3. The appellant is the accused in C. C. No. 297 of 1956 on the file of the Additional First Class Magistrate, Kakinada. He was elected as a member of the village panchayat of Yeleswaram, East Goda-vari District, at a general election which took place on 23-6-1956. He was appointed by the District Panchayat Officer, Kakinada, by an order dated 30-6-1956 to act as the temporary President of the meeting of all the members so elected for the purpose of co-opting a woman member as prescribed by Section 10-A of the Madras Village Panchayats Act (Act X of 1950). The meeting was held on 11-7-1956 and the appellant declared one T. Nukamma as having been duly co-opted and made an entry to that effect in the minutes book.

The first respondent, who was also one of the Members elected to the panchayat, filed a complaint against the appellant under Sections 167 and 468, I.P.C. alleging that as a matter of fact, one Samanthula Venkayamma, wife of Ramanna, must have been declared elected as she was the only person duly nominated and seconded and that the appellant fraudulently recorded in the minutes hook that Nukamma was elected. The appellant raised a preliminary objection to the maintainability of the complaint on the ground that it contravened the provisions of Sections 103, 107 and 108 of the Madras Village Panchayats Act.

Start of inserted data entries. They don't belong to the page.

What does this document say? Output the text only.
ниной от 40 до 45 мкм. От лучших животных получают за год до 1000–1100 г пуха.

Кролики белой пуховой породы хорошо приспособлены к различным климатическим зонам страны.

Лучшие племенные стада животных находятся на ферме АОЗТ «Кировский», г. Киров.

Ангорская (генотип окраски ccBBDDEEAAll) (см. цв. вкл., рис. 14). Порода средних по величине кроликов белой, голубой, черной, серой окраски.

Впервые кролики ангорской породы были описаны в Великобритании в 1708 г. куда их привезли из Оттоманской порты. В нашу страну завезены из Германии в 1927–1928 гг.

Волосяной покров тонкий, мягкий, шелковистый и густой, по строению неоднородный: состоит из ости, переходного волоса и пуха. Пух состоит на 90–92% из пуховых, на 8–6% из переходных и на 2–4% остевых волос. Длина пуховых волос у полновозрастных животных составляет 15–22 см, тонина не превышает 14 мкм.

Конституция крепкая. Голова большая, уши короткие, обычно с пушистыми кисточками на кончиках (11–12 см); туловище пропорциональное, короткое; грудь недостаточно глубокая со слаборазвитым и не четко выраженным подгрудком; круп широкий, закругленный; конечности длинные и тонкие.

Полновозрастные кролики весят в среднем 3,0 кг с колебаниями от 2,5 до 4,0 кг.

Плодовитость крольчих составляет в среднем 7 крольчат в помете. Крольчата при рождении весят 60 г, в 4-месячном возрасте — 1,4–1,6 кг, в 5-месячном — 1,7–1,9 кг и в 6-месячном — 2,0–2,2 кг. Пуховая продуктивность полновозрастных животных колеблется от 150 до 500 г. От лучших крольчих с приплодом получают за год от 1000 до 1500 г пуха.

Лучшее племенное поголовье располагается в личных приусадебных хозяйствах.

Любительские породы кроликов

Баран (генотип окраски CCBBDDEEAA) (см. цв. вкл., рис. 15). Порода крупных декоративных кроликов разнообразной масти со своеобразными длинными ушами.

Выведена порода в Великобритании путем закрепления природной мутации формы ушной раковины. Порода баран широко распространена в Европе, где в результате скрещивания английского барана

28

Before the learned Judge, the learned counsel appearing for the appellant contended that sanction was necessary under Section 106 of the Panchayats Act. The learned Judge dismissed the petition mainly on the ground that the jurisdiction of the High Court under Article 226 of the Constitution should not he allowed to be invoked in cases where the Court's revi-sional jurisdiction could be exercised, though, incidentally, he made some observations in respect of the contentions raised by the appellant. Hence, the appeal.

4. The question raised is that the Magistrate cannot take cognizance of the offence except with the previous sanction of the Government. The appel-llant could raise this objection more appropriately be-fore the Magistrate in whose Court the complaint was filed. If the objection was overruled and if the case went against him, he could if so advised take proper proceedings try way of appeal or otherwise to get that judgment vacated. Where the appellant has an effective remedy, it is common place that this Court will not, ordinarily exercise its extraordinary jurisdiction.

We do not think there are any special or extraordinary circumstances in this case to entertain the, petition. We, therefore, agree with the learned Judge who was right in dismissing the writ petition. How-ever, we must make it clear that the observations made by the learned Judge should not weigh with the Magistrate in disposing of the objections raised, for the learned Judge did not purport to decide finally the question raised before him.

5. In the result, the appeal fails and is dismissed with costs of the first respondent. Advocate's fee Rs. 50/-.